General Terms and Conditions
1. Scope
The present Terms & Conditions shall form part of the Contract and therefore shall be legally binding if declared applicable by LB Industrials Solutions AG (hereinafter called “Supplier”) in its offer or order confirmation. Clients’ contrary conditions shall only be valid if expressly accepted as such by the Supplier in writing. All agreements contrary to the present Terms & Conditions shall require written form in order to be effective.
2. Payment terms
The client shall make payments net in full at the Supplier’s domicile, without deduction of discount, taxes, charges, customs duties etc., within 30 days of the invoice date, unless otherwise agreed. Such payment obligation shall be deemed met if the outstanding amount is available on an account designated by the Supplier. If the client does not pay as contractually required the Supplier shall be entitled, without issuing a reminder, to levy default interest at the rate of 5% from the due date stated on the invoice, and to set a period of grace for settlement of the payment. If full payment is not made within that period, the Supplier shall be entitled to abide by the contract or to withdraw from it and, in either case, to claim compensation. The client shall have no right of set-off.
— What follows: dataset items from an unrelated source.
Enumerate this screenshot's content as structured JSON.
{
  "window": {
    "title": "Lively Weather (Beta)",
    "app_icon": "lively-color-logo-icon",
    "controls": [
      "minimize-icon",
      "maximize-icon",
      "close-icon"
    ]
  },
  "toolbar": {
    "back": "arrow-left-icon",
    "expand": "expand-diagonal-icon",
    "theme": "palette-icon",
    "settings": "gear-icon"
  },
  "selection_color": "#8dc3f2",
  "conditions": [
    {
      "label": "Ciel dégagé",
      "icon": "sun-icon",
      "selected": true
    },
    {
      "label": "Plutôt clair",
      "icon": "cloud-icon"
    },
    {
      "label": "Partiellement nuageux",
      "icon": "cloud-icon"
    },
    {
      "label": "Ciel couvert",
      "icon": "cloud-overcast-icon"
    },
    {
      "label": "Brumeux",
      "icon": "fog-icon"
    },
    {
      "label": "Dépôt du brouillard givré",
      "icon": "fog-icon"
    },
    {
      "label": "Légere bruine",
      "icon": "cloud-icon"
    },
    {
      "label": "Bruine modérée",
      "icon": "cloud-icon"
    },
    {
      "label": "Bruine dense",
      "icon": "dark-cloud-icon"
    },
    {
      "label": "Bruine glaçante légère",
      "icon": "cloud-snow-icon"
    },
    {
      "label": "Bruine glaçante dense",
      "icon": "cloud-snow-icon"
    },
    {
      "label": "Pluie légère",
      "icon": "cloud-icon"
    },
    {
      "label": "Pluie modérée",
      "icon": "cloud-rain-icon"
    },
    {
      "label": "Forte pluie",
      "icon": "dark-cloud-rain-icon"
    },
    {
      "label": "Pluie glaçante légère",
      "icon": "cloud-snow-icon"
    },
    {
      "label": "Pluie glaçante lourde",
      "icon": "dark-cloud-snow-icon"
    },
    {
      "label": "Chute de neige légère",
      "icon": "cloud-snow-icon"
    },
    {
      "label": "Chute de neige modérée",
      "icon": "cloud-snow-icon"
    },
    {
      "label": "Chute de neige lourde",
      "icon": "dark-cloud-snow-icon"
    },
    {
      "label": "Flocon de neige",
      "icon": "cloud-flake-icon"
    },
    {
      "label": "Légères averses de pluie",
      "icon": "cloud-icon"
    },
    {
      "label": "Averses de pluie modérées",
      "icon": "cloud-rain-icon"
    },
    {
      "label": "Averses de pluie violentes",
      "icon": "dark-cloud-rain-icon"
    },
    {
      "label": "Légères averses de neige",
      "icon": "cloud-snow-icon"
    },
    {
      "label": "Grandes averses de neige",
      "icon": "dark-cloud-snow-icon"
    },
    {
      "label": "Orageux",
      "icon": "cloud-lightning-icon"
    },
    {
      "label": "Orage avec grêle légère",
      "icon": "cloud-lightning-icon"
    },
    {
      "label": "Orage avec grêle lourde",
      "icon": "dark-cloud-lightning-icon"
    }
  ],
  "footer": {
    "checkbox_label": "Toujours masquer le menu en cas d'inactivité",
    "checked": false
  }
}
3. Worsening of client’s financial position
If the client falls into arrears of payment or if other circumstances emerge which, by proper commercial reckoning, indicate a significantly worsened financial situation, the Supplier shall be entitled to require cash in advance or appropriate collateral security, thereby overriding the Supplier’s obligation of advance performance.
4. Delivery period
The delivery period shall commence when the contract is concluded, all necessary official formalities are fulfilled and all order-related documents are available and finalized. The delivery deadline shall be deemed met if, by the time of its expiry, the client has been notified of readiness for despatch. Save in case of gross negligence or wilful misconduct on the part of the Supplier, the client shall have no claim to compensation for delay. The delivery period shall be reasonably extended if a delay, for which the Supplier is not to blame, arises in the performance of the contract.
5. Passing of risk and of benefit
Unless otherwise agreed, risk and benefit shall pass to the client no later than departure of the consignment from the works.
6. Warranty
The Supplier shall warrant only that the supply has no defects of material or execution which severely impair it for ordinary use or render it unfit for that purpose. The client shall report apparent defects to the Supplier within eight days of taking delivery. If the client does not promptly report apparent defects, the supply shall be deemed approved. Hidden defects shall be reported to the Supplier within eight days of detection.
Unless otherwise agreed, the warranty period shall be six months. The Suppli-er undertakes, at its discretion, either to remedy proven defects or to replace the faulty parts, up to expiry of the warranty period. The client shall have no further claimable rights in respect of defects, especially no right of rescission of sale, of reduction of the purchase price or of compensation.
7. Liability
In all cases of default or bad performance, not expressly governed by these Terms & Conditions, the client may grant the Supplier a period of grace. If such period elapses to no avail, through fault of the Supplier the Client may, in respect of the affected services, withdraw from the contract and claim a proportionate refund of payments made. Such compensation entitlement shall be limited to the contractual value of the affected portion of the supply.
All instances of breach of contract and the legal consequences thereof, and all claims by the client, irrespective of legal grounds, shall be exclusively gov-erned by these Terms & Conditions. Specifically all claims to compensation, to purchase price reduction, or to cancellation or rescission of contract shall be excluded. The client shall have no claim whatsoever to compensation for losses not arising from the subject of supply, e.g. from loss of production, of use, of order, of profit or from other direct or indirect losses. Such disclaimer of warranty shall not apply to wilful breach of the law or gross negligence on the part of the Supplier, but shall apply to such wilful breach of the law or gross negligence on the part of auxiliary persons.
Such disclaimer shall not apply where mandatory law provides otherwise.
8. Place of performance
Unless otherwise agreed, the place of the Supplier’s business shall be deemed the place of performance for both Parties.
9. Jurisdiction and applicable law
Sole jurisdiction for Client and Supplier shall be the place of the Supplier’s business. The Contract shall be governed by Swiss substantive law, to the exclusion of the United Nations Convention on Contracts for the International Sale of Goods of 11 April 1980.
Further terms and conditions for accredited areas.
1. Scope
The following further terms and conditions shall apply to the accredited area of LB Materialprüfung AG.
2. Acceptance and inspection
Acceptance testing by the client on the Supplier’s premises shall be agreed in writing in the order.
The Client shall be entitled, at reasonable notice, to inspect the progress of the work of testing during current operations.
3. Subcontracts
Responsibility for subcontracted testing shall rest with the Supplier. The subcontractor shall be named in the test report.
4. Retention periods
The retention period for test certificates shall be 13 years.
The retention period for test pieces and residual material shall be 7 months. Environmentally compatible disposal of the material shall take place on expiry of this period.
Exceptions to this provision shall require written agreement.
5. Inaccuracies of measurement
The Client may request information from the Client at any time about in-accuracies of measurement.